Asked in May 2019 for copies of 16 months worth of emails to and from County Executive Joe Parisi and his chief of staff pertaining to PFAS contamination at the Dane County Regional Airport, the county first provided unrelated documents and later said it could not locate records with multiple search terms or phrases such as “Air National Guard.”
MEA staff attorney Rob Lee said it should not have taken court action to obtain the records.
“We tried to obtain the records the right way and even wrote not one but two letters,” Lee said. “Unfortunately it took the extreme of filing a lawsuit to finally get the records.”
Records provided by MEA include emails to Parisi and Chief of Staff Josh Wescott from concerned citizens requesting a public meeting as well as questions from reporters about PFAS contamination at the airport.
There were no emails from Parisi and no response to the meeting requests.

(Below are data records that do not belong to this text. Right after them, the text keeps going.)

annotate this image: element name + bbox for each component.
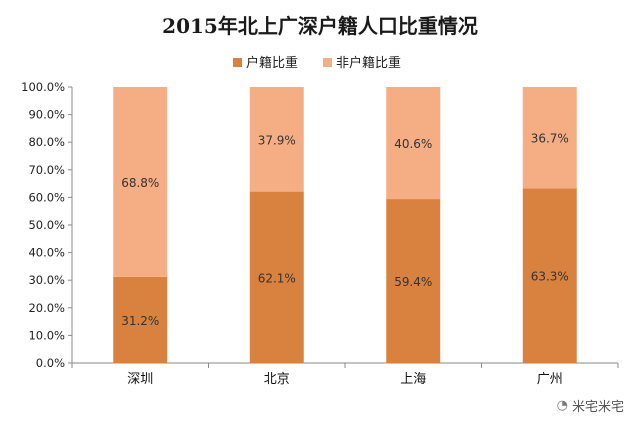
bar-2-1 (113, 87, 168, 277)
bar-1-4 (522, 188, 577, 363)
watermark: ◔ 米宅米宅 (557, 396, 624, 415)
chart-legend: 户籍比重 非户籍比重 (233, 55, 401, 71)
y-tick-label: 60.0% (28, 190, 65, 204)
y-tick-label: 20.0% (28, 301, 65, 315)
y-tick-label: 30.0% (28, 273, 65, 287)
y-tick-label: 40.0% (28, 246, 65, 260)
legend-label-2: 非户籍比重 (336, 55, 401, 71)
data-label: 37.9% (258, 133, 296, 147)
legend-swatch-1 (233, 58, 242, 67)
y-tick-label: 0.0% (36, 356, 65, 370)
y-tick-label: 70.0% (28, 163, 65, 177)
y-tick-label: 50.0% (28, 218, 65, 232)
x-tick-label: 上海 (400, 372, 426, 387)
y-tick-label: 80.0% (28, 135, 65, 149)
bar-1-2 (249, 191, 304, 363)
bar-1-1 (113, 276, 168, 363)
data-label: 63.3% (531, 270, 569, 284)
chart-bars: 31.2% 68.8% 62.1% 37.9% 59.4% 40.6% 63.3% 36.7% (113, 87, 577, 363)
data-label: 31.2% (121, 314, 159, 328)
x-tick-label: 深圳 (127, 372, 153, 387)
bar-1-3 (386, 199, 441, 363)
chart-axes: 0.0% 10.0% 20.0% 30.0% 40.0% 50.0% 60.0% 70.0% 8… (21, 80, 619, 387)
chart-title: 2015年北上广深户籍人口比重情况 (162, 14, 478, 38)
data-label: 68.8% (121, 176, 159, 190)
wechat-icon: ◔ (556, 398, 568, 413)
legend-label-1: 户籍比重 (246, 55, 298, 71)
data-label: 59.4% (394, 275, 432, 289)
data-label: 62.1% (258, 271, 296, 285)
y-tick-label: 10.0% (28, 328, 65, 342)
x-tick-label: 北京 (264, 372, 290, 387)
data-label: 40.6% (394, 137, 432, 151)
watermark-text: 米宅米宅 (571, 400, 624, 415)
legend-swatch-2 (323, 58, 332, 67)
y-tick-label: 90.0% (28, 108, 65, 122)
bar-2-4 (522, 87, 577, 189)
x-tick-label: 广州 (537, 372, 563, 387)
bar-2-3 (386, 87, 441, 200)
y-tick-label: 100.0% (21, 80, 65, 94)
data-label: 36.7% (531, 132, 569, 146)
bar-2-2 (249, 87, 304, 192)
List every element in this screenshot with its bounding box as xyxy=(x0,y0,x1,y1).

MEA also announced it had settled a separate case against the Madison Water Utility after the utility agreed to turn over PFAS-related records it had previously denied.
After an initial request in November, the water utility provided some records but withheld any emails containing “records of an ongoing investigation,” arguing that they could contain inaccurate or unreliable information that could confuse or mislead the public.
The utility had also refused to turn over emails from the National Guard and city officials, saying it was not the legal custodian of those records.
Both the county and water utility have come under increased scrutiny in recent years after the chemicals were found in the ground and stormwater at the airport and in 14 of Madison’s 23 wells, including one that was shut down as a precaution in March 2019.